ORGANIZATION AND EXPRESSION OF MOUSE λ LIGHT CHAIN IMMUNOGLOBULIN GENES

Abstract

ABSTRACT The four λ light chain constant region (C) genes have been cloned from BALB/c mouse embryo DNA. The Cλ 1 gene segment was previously analyzed (1,2). Each Cλ gene carries its own J segment approximately 1.3 kilobases to its 5′ side which contrasts with both the kappa (K) and heavy (H) chain immunoglobulin gene systems with a cluster of four functional joining (J) sequences 5′ to the constant gene segment(s). The four Cλ genes occur in two clusters: 5′J 3 C 3 J 1 C 1 3′ and 5′J 2 C 2 J 4 C 4 3′. The J DNA segments of λ 2 , λ 3 and λ 4 were sequenced and compared with that of λ 1 . Sequence homology (particularly in the non-coding regions) was greatest between J 1 and J 4 and between J 2 and J 3 which suggests, along with the similar organization of JCJC and crosshybridization of C 1 and C 4 and of C 2 and C 3 , that the two clusters are products of a duplication event.
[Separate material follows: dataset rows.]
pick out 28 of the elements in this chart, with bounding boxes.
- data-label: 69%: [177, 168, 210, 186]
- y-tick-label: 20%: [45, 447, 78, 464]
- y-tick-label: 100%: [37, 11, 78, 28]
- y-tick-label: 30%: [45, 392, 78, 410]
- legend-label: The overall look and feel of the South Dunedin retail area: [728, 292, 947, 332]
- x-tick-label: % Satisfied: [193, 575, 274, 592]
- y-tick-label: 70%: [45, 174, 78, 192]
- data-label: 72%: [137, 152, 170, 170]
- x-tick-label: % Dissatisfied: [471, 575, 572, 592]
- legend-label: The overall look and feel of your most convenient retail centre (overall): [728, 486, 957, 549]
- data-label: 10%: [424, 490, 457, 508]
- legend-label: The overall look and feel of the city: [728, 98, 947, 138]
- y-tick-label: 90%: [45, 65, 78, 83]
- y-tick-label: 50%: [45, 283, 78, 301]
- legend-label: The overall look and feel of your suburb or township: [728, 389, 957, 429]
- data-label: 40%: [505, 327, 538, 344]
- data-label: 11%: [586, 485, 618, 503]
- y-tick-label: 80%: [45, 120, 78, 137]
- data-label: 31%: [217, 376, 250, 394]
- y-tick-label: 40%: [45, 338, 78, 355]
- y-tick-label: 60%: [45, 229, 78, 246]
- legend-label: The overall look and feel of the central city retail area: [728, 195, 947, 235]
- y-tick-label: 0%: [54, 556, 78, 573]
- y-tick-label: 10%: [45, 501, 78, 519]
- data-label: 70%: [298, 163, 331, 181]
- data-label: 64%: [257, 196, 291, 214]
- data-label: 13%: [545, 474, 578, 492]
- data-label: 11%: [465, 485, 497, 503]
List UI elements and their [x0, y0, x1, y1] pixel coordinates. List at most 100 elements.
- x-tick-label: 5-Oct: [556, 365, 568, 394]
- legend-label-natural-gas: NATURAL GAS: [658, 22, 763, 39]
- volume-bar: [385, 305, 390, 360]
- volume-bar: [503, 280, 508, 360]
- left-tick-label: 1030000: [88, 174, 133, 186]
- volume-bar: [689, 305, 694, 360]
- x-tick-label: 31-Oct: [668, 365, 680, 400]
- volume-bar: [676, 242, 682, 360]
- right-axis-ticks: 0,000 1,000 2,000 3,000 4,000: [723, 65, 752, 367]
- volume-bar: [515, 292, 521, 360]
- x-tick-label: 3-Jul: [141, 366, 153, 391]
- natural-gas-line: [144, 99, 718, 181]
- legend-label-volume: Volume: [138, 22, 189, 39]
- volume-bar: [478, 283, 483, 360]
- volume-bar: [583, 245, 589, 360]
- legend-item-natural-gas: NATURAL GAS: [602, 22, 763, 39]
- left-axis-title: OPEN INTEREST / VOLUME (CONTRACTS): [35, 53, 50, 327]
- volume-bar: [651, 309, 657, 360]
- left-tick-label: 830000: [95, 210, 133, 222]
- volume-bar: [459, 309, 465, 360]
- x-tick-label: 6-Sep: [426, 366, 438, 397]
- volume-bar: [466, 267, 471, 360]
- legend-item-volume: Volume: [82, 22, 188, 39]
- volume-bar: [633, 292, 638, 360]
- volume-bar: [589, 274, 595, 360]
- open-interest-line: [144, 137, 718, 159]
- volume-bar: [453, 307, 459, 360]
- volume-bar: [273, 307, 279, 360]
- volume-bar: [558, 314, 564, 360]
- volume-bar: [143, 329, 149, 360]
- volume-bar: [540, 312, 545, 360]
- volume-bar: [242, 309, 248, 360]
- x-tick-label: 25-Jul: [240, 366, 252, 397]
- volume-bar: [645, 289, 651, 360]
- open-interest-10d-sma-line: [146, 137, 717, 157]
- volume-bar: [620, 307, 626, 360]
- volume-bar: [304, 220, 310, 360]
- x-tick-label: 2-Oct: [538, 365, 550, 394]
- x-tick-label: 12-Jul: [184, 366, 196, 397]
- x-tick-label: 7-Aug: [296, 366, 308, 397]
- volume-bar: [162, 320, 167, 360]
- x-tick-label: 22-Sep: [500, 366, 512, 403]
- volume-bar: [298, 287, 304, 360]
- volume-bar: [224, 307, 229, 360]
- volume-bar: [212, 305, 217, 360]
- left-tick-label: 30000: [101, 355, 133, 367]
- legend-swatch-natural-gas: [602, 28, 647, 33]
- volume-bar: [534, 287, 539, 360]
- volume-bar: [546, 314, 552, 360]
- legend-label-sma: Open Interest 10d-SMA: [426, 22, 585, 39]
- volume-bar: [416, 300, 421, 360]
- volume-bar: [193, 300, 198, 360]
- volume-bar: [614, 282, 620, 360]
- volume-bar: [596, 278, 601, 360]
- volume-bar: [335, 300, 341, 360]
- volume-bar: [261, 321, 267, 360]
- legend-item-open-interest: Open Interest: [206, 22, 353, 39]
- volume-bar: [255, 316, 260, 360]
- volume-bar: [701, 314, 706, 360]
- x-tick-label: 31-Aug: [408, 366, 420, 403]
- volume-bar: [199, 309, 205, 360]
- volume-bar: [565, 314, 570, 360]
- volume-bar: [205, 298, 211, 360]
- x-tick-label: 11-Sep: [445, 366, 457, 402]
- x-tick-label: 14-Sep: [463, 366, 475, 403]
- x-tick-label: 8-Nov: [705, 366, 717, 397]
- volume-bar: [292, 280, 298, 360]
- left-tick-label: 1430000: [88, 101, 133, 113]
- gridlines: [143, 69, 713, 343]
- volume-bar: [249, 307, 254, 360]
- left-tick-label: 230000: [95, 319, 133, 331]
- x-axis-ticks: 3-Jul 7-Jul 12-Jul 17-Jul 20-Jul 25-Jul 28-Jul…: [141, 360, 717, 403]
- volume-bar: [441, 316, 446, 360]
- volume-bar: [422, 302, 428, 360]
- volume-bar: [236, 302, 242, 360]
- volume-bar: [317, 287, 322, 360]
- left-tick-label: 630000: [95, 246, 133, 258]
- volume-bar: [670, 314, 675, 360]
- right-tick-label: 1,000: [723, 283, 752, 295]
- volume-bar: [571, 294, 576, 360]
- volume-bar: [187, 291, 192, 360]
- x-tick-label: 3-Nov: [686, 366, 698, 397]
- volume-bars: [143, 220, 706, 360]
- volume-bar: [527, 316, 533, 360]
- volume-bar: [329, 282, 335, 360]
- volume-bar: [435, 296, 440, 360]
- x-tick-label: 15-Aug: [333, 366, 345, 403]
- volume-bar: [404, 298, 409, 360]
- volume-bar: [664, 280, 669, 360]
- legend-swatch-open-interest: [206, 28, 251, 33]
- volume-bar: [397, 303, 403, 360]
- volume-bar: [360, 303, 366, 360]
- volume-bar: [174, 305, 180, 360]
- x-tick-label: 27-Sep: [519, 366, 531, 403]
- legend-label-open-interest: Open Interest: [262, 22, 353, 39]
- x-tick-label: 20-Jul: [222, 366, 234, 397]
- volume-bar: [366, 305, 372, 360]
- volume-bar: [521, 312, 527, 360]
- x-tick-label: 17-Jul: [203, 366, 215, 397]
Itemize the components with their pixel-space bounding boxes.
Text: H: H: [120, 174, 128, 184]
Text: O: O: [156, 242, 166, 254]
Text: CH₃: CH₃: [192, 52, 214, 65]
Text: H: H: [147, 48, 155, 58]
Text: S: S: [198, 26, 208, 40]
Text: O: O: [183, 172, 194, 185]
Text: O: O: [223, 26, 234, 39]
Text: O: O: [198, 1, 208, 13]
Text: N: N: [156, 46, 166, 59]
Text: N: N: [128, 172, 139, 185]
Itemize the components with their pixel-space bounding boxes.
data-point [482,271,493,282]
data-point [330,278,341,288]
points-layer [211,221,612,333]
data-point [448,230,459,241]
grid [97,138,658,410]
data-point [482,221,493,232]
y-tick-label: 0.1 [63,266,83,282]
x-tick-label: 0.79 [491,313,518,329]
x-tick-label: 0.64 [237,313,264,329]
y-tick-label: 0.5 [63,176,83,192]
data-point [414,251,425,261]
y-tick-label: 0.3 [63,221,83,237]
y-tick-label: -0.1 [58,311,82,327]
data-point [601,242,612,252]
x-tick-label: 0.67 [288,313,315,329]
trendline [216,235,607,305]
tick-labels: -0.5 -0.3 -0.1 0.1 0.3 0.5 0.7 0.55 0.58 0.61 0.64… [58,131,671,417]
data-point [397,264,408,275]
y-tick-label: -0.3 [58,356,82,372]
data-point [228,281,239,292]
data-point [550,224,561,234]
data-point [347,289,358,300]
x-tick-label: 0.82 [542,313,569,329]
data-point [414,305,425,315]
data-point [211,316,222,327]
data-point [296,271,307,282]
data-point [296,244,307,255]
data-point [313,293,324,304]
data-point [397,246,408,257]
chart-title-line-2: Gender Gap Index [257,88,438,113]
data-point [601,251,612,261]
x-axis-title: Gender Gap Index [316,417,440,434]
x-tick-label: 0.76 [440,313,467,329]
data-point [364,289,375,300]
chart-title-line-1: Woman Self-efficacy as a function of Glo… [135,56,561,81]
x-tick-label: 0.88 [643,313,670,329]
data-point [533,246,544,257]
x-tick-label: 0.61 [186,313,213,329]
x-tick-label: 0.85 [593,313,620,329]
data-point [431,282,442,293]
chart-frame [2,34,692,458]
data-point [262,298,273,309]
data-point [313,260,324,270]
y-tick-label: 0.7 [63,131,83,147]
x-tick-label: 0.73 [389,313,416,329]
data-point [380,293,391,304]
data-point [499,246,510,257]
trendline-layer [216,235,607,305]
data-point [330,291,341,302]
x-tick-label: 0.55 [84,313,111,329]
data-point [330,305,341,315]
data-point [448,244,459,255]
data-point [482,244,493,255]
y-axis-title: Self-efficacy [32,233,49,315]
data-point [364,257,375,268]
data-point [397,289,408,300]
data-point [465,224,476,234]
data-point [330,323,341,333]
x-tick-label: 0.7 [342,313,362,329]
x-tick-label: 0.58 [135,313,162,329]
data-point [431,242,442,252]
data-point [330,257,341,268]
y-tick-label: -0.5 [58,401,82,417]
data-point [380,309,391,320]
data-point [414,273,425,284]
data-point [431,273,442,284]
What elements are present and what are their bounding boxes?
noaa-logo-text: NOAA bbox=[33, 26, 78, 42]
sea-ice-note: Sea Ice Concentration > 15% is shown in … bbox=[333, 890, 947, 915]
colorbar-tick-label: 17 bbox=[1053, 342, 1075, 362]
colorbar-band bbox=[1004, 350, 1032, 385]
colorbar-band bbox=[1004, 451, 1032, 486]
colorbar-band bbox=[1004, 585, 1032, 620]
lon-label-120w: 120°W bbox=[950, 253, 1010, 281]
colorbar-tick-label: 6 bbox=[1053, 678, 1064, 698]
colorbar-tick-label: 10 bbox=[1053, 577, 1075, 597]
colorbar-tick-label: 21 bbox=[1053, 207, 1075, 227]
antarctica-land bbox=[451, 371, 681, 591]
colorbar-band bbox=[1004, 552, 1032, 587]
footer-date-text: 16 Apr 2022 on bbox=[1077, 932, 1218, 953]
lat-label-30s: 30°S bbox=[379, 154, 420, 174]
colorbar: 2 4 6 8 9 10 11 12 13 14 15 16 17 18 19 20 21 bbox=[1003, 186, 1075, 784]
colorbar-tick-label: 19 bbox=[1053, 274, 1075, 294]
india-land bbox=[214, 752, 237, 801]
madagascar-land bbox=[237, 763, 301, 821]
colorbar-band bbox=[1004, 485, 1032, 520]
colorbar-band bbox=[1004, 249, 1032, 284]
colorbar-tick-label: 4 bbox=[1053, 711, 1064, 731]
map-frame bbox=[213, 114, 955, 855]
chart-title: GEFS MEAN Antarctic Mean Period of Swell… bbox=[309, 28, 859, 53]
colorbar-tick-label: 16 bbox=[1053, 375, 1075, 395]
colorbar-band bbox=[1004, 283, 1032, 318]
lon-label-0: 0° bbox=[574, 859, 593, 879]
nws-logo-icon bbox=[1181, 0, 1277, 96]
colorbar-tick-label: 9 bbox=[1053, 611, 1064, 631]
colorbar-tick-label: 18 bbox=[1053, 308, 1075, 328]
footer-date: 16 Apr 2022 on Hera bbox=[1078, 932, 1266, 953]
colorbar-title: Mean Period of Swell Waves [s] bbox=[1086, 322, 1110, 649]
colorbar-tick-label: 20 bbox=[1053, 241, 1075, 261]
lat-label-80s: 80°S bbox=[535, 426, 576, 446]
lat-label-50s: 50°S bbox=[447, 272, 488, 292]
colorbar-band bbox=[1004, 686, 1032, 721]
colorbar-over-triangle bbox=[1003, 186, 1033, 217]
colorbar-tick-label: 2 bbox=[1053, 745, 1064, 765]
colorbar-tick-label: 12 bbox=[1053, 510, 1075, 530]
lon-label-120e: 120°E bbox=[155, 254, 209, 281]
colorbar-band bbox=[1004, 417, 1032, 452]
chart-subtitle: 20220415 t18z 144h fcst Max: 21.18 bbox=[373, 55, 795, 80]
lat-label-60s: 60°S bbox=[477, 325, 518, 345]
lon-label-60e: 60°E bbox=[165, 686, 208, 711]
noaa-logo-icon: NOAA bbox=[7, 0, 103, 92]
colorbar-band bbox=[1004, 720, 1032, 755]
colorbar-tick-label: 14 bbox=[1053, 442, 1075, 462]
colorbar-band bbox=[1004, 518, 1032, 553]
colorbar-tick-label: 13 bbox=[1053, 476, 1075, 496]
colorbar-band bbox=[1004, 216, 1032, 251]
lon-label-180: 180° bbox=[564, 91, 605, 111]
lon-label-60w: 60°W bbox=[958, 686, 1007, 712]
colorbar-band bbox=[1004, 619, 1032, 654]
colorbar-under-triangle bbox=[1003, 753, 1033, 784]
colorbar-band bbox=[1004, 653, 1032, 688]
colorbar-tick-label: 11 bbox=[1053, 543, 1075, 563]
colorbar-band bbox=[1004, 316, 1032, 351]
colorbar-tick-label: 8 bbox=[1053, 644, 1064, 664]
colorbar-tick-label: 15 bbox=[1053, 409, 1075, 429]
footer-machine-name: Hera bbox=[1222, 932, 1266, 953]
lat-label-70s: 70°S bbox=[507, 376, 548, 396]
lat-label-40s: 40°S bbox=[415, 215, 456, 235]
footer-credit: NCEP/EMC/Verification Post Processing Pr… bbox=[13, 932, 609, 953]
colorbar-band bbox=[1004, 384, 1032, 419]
A single variable region (V)λ gene, 5′ of each JCJC cluster, was probably part of this duplication unit. We have confirmed that there are only two Vλ genes in mouse (Vλ 1 and Vλ 2 ), and we have also shown that the Vλ 1 gene segment is joined productively to Cλ 3 in a λ 3 myeloma. Vλ 1 has been found associated only with Cλ 3 or Cλ 1 and in most cases Vλ 2 joins with Cλ 2 (the exceptions allow us to deduce a probable organization of the total λ locus). From these data and from the analysis of germ line and rearranged Vλ genes in myelomas, the two Vλ genes must be interspersed by a JCJC cluster if the looping-out and deletion model is generally used for V-J joining. The organization of the λ locus is most likely: 5′V 2 -J 2 C 2 J 4 C 4 -V 1 -J 3 C 3 J 1 C 1 3′. The λ 4 gene is probably not functional since the J 4 sequence does not contain a valid splice site and has a 2-bp deletion in the signal heptamer sequence 5′ to J 4 . The signal nonamer sequence 5′ to J 3 differs from that of J 1 in two consecutive base pairs and may account for the lower level of λ expression as compared with λ 1 in mouse lymphocytes.